🤖 AI Summary
This work addresses the challenge of enabling type-based passive multiple access—where the empirical distribution of user messages is estimated rather than individual identities—in distributed MIMO systems operating over fading channels without channel state information. To this end, the authors propose a joint communication and sensing framework that employs location-dependent codebook partitioning to mitigate path loss disparities, designs a multi-source approximate message passing (Multi-AMP) algorithm amenable to both centralized and distributed decoding, and introduces a quantized target location reporting mechanism.
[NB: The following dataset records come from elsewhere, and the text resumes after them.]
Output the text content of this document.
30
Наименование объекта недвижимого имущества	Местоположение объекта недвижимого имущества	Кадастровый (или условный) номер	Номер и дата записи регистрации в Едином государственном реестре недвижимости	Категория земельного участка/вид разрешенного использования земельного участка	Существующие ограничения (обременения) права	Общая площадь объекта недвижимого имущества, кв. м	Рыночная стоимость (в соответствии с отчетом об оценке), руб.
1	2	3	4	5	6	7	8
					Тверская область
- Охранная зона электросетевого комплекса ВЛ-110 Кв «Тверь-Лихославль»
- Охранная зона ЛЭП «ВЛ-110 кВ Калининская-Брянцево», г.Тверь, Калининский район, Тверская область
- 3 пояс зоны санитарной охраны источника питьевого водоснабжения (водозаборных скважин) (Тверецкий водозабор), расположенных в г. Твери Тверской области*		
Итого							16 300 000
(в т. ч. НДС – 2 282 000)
In multi-target localization scenarios, a cost function incorporating both localization error and missed detection penalties is formulated to evaluate the efficiency of resource allocation between communication and sensing. Experimental results demonstrate that the proposed approach effectively balances sensing accuracy and communication overhead, revealing how performance varies with the number of quantization bits and the allocation ratio of shared resources.
📝 Abstract
We consider the problem of type estimation over unsourced multiple access fading channels in distributed multiple-input multiple-output (D-MIMO) systems. Unlike classical unsourced multiple access, type-based unsourced multiple access (TUMA) aims to estimate the type, i.e., the empirical distribution of transmitted messages. We extend our prior work on TUMA over additive white Gaussian channels to fading scenarios in which neither the transmitters nor the receiver have channel state information. To mitigate the impact of path-loss variability, we employ location-based codebook partitioning: users with similar large-scale fading coefficients use the same codebook. The decoder is built on the multisource approximate message passing algorithm proposed by Cakmak et al. (2025), and supports both centralized and distributed implementations. As an application, we demonstrate how TUMA enables efficient communication in a multi-target localization setting, where distributed sensors report to a D-MIMO receiver quantized target positions. We propose a performance cost function that combines localization errors with a misdetection penalty, and use it to characterize how performance depends on the fraction of resources assigned to sensing vs. communication, as well as on the number of bits used to quantize the positions of the targets.